Latest revision as of 01:35, 23 January 2024

Problem

Circle $C_0$ has radius $1$, and the point $A_0$ is a point on the circle. Circle $C_1$ has radius $r<1$ and is internally tangent to $C_0$ at point $A_0$. Point $A_1$ lies on circle $C_1$ so that $A_1$ is located $90^{\circ}$ counterclockwise from $A_0$ on $C_1$. Circle $C_2$ has radius $r^2$ and is internally tangent to $C_1$ at point $A_1$. In this way a sequence of circles $C_1,C_2,C_3,\ldots$ and a sequence of points on the circles $A_1,A_2,A_3,\ldots$ are constructed, where circle $C_n$ has radius $r^n$ and is internally tangent to circle $C_{n-1}$ at point $A_{n-1}$, and point $A_n$ lies on $C_n$ $90^{\circ}$ counterclockwise from point $A_{n-1}$, as shown in the figure below. There is one point $B$ inside all of these circles. When $r = \frac{11}{60}$, the distance from the center $C_0$ to $B$ is $\frac{m}{n}$, where $m$ and $n$ are relatively prime positive integers. Find $m+n$.

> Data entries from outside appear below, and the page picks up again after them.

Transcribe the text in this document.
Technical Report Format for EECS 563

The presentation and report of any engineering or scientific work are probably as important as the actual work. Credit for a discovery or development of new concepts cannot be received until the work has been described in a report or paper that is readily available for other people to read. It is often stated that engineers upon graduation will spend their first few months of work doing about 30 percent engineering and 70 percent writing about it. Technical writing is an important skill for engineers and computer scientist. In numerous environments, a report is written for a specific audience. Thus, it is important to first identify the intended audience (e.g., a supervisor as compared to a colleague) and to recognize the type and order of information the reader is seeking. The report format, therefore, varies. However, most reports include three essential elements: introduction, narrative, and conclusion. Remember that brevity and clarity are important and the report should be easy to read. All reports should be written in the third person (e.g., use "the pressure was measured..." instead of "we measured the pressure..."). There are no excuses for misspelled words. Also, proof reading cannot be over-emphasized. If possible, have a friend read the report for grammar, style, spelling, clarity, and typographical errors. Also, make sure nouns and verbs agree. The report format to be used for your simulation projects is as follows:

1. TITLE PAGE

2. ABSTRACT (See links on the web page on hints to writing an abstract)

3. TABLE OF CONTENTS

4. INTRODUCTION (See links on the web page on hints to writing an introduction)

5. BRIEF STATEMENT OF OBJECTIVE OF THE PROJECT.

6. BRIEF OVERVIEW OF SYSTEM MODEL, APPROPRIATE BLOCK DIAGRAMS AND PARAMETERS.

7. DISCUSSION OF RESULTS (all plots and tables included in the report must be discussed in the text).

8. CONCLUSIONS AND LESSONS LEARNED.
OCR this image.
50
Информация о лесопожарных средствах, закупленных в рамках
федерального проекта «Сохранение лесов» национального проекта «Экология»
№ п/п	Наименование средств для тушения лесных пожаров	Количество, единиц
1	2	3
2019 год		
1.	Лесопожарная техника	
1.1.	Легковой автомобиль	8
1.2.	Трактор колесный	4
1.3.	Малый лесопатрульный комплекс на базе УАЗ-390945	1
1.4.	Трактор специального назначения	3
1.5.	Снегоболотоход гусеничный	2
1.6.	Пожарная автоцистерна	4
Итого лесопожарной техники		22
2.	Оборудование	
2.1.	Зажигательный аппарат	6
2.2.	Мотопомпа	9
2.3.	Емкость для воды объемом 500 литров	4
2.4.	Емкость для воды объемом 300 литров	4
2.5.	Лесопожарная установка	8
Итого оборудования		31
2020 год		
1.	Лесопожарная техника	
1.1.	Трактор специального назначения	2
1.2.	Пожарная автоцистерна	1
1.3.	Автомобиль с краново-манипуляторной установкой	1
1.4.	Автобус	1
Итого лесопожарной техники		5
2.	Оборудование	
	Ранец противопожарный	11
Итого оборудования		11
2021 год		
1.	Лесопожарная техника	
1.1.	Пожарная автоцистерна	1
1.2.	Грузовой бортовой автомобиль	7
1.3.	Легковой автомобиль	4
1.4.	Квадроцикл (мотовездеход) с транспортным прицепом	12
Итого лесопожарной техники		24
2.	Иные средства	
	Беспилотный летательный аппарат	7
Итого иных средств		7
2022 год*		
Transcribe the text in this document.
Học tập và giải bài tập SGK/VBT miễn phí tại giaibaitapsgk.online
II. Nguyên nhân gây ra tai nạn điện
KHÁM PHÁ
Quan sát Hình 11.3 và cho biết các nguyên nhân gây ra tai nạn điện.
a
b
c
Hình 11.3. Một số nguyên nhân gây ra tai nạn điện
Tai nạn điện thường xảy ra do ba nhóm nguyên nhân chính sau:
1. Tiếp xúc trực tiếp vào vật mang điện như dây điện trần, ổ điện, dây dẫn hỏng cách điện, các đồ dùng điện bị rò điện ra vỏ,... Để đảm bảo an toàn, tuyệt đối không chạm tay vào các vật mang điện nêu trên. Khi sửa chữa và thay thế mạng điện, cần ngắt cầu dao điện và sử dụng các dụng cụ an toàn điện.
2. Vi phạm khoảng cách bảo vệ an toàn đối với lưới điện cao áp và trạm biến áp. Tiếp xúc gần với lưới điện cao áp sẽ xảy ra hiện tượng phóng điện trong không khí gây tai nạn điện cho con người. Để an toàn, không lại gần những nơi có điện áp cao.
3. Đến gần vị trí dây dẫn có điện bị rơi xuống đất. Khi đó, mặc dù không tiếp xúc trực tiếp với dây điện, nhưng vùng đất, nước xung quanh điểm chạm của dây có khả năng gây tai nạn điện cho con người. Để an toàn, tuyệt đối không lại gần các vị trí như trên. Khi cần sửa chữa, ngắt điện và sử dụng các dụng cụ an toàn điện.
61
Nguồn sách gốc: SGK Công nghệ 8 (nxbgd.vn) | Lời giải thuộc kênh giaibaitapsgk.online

[asy] draw(Circle((0,0),125)); draw(Circle((25,0),100)); draw(Circle((25,20),80)); draw(Circle((9,20),64)); dot((125,0)); label("$A_0$",(125,0),E); dot((25,100)); label("$A_1$",(25,100),SE); dot((-55,20)); label("$A_2$",(-55,20),E); [/asy]

Solution 1

Impose a coordinate system and let the center of $C_0$ be $(0,0)$ and $A_0$ be $(1,0)$. Therefore $A_1=(1-r,r)$, $A_2=(1-r-r^2,r-r^2)$, $A_3=(1-r-r^2+r^3,r-r^2-r^3)$, $A_4=(1-r-r^2+r^3+r^4,r-r^2-r^3+r^4)$, and so on, where the signs alternate in groups of $2$. The limit of all these points is point $B$. Using the sum of infinite geometric series formula on $B$ and reducing the expression: $(1-r)-(r^2-r^3)+(r^4-r^5)-...=\frac{1-r}{1+r^2}$, $(r-r^2)-(r^3-r^4)+(r^5-r^6)-...=\frac{r-r^2}{1+r^2}$. Thus, we get $B=\left(\frac{1-r}{r^2+1},\frac{r-r^2}{r^2+1}\right)$. The distance from $B$ to the origin is $\sqrt{\left(\frac{1-r}{r^2+1}\right)^2+\left(\frac{r-r^2}{r^2+1}\right)^2}=\frac{1-r}{\sqrt{r^2+1}}.$ Let $r=\frac{11}{60}$, and the distance from the origin is $\frac{49}{61}$. $49+61=\boxed{110}$.

Solution 2

Let the center of circle $C_i$ be $O_i$. Note that $O_0BO_1$ is a right triangle, with right angle at $B$. Also, $O_1B=\frac{11}{60}O_0B$, or $O_0B = \frac{60}{61}O_0O_1$. It is clear that $O_0O_1=1-r=\frac{49}{60}$, so $O_0B=\frac{60}{61}\times\frac{49}{60}=\frac{49}{61}$. Our answer is $49+61=\boxed{110}$

-william122

Solution 3

Note that there is an invariance, Consider the entire figure $\mathcal{F}$. Perform a $90^\circ$ counterclockwise rotation, then scale by $r$ with respect to $(1, 0)$. It is easy to see that the new figure $\mathcal{F}' \cup S^1 = \mathcal{F}$, so $B$ is invariant.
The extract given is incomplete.